12-18 August is National Student Volunteer Week, and Vinnies is using the opportunity to highlight the work of the hundreds of amazing student volunteers who manage their studies, part-time work and other commitments in a way which allows them to give back to the community.
“The St Vincent de Paul Society has a proud tradition of engaging with student volunteers. Founded by a group of university students almost 200 years ago, student volunteers remain an invaluable part of the Society and will go on to lead and drive the Society in future decades,” said Erin MacArthur, Director of Community Engagement, St Vincent de Paul Society Canberra/Goulburn.
“Our youngest volunteers are primary-school aged ‘Mini Vinnies’ who assist with fundraising, and sorting and packing material donations for people in need,” said Ms MacArthur.
“Hundreds of secondary school students volunteer in numerous ways including in our Vinnies shops, on the Night Patrol vans, as role models for disadvantaged children in out St Joe’s Youth program, or fundraising through our annual Doorknock Appeal.
“Students from over 20 secondary schools in the region are also instrumental in collecting material goods that are distributed through Vinnies programs and services,” she added.
“There are about 30 students from the Australian National University that conduct home visits, support our Migrant and Refugee Program, cover regular shifts at the Thread Together Clothing Hub @ Vinnies, and volunteer for the Night Patrol van once a month.
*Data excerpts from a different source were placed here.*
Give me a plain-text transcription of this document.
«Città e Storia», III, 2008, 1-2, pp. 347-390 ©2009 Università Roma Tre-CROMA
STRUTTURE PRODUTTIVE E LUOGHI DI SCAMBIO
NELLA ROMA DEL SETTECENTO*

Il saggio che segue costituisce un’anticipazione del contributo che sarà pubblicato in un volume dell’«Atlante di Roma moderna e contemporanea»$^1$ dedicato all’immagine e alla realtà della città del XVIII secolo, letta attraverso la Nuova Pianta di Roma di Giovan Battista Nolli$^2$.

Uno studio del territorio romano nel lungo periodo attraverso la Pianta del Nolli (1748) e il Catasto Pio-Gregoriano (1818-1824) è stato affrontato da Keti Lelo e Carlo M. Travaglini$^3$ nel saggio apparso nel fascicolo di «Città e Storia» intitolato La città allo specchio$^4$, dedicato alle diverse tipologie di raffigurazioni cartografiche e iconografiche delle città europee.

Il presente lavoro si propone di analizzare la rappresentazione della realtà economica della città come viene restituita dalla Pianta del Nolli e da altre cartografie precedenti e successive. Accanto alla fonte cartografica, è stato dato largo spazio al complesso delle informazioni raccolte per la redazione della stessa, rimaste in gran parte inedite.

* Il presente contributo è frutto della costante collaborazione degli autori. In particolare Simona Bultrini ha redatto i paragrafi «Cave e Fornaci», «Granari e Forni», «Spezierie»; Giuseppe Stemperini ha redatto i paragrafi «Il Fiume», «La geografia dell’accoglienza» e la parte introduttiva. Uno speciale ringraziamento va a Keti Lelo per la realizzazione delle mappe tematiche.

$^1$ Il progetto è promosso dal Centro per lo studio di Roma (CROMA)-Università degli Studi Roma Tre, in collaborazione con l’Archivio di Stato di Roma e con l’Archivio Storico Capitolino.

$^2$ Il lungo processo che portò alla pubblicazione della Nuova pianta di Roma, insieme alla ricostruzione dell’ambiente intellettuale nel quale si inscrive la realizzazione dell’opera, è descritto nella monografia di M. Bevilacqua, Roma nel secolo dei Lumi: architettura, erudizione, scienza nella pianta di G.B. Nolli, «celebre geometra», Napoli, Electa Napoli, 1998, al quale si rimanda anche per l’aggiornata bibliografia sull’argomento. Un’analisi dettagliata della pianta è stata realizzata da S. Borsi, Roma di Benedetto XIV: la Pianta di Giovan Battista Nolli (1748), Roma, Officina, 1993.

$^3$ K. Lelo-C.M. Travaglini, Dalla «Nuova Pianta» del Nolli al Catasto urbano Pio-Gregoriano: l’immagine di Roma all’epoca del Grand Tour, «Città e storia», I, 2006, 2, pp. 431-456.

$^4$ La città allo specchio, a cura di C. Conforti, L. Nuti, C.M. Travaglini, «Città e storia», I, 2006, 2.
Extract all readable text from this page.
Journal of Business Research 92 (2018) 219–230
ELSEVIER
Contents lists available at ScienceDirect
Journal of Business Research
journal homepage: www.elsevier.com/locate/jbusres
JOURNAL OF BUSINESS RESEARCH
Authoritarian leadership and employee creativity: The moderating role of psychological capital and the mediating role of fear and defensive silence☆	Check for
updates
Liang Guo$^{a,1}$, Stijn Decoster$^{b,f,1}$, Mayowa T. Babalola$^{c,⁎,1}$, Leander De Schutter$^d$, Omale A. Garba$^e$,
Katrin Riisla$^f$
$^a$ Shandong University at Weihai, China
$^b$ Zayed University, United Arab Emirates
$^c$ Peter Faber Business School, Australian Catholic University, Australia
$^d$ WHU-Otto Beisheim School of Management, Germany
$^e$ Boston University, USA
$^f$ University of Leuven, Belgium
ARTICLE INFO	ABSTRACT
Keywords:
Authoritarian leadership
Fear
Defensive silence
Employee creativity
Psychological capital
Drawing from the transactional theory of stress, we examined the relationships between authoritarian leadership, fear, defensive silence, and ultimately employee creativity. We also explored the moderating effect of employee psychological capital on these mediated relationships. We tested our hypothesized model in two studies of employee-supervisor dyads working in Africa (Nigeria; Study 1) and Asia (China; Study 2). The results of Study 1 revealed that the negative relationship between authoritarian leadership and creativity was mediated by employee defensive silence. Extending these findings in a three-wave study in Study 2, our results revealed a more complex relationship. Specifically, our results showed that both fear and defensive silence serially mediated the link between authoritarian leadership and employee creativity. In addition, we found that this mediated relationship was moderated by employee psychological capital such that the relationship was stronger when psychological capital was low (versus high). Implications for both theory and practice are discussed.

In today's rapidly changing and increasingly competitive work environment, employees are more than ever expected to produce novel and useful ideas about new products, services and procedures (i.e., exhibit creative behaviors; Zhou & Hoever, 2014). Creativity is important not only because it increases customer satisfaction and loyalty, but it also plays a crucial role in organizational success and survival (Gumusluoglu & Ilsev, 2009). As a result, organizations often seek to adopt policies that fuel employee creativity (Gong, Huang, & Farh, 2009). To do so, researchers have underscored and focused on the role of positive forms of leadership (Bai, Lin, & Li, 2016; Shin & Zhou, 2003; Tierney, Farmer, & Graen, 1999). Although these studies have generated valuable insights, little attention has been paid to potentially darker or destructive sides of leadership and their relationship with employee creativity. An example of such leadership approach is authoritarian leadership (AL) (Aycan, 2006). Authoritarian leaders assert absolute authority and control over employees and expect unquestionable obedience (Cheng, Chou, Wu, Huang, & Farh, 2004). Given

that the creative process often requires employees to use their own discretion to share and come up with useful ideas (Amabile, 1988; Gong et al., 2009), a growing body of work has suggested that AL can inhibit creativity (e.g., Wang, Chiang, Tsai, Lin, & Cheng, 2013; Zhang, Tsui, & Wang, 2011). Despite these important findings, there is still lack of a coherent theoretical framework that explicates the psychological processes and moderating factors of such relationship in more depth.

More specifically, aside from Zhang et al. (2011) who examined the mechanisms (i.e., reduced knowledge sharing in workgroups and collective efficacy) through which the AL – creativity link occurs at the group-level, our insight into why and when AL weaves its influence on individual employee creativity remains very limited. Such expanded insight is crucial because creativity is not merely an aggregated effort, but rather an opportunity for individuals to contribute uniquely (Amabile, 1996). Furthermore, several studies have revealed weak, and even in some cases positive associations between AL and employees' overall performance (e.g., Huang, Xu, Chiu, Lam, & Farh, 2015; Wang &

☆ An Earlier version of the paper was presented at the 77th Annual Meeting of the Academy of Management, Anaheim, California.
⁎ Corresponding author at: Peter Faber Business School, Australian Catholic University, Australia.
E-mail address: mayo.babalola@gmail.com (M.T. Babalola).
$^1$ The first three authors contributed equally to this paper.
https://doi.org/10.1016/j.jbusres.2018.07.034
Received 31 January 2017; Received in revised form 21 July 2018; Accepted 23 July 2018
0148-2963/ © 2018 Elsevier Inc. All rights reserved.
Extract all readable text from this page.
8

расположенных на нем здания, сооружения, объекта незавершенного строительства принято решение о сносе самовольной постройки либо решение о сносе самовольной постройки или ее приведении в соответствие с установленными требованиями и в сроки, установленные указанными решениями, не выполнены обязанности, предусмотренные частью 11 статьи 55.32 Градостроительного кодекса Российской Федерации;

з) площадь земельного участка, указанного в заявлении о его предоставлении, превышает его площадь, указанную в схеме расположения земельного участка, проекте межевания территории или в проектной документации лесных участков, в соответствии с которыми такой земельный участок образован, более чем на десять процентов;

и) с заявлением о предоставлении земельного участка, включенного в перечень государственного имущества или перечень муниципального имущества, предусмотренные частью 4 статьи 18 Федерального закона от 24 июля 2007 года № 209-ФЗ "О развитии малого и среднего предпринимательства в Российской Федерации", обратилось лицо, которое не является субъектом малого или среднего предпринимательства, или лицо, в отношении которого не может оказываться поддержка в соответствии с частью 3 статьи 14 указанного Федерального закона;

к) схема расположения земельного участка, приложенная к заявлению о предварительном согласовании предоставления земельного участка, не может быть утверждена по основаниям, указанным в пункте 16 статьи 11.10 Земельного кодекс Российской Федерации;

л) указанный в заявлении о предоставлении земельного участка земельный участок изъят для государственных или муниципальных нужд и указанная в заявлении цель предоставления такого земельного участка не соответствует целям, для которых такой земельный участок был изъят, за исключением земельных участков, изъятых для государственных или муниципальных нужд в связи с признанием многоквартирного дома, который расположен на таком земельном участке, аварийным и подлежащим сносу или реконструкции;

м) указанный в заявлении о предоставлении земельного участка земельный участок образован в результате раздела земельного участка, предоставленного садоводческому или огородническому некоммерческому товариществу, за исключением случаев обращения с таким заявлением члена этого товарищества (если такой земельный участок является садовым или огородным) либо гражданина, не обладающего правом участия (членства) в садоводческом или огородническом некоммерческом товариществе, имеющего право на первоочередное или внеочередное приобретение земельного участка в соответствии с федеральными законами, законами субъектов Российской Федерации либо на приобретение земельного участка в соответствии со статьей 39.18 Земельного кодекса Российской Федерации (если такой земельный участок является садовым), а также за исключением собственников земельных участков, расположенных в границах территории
“We also rely on over 160 young people to run our St Nick’s Young Carers Program and St Joe’s Youth Program. These are respite and recreation programs for young people either with caring responsibilities at home, or who are experiencing poverty and disadvantage. In the last year these students have run 11 holiday camps, more than 15 weekend activities and 2 Christmas parties for our program youngies, as well as linking them in with other recreational and educational activities,” added Ms MacArthur.
One of these students is Laura Condon who has been volunteering with the St Nick’s Young Carers Program for about two and a half years, and is currently in her third year of a Bachelor of Education at University of Canberra.
“My role involves reaching out to the volunteers about upcoming opportunities with activities, camps, and training. I have also lead two of the camps, and a few of the monthly activities,” said Laura.
“My favourite part about volunteering with the St Nicks program is being a part of a team that helps the children grow and develop into incredible young people through the care, help, and guidance that we can provide,” she said.
Laura has kept coming back to volunteer with St Nick’s because, “These children need a consistently caring adult in their lives, so I don’t want to let them down.”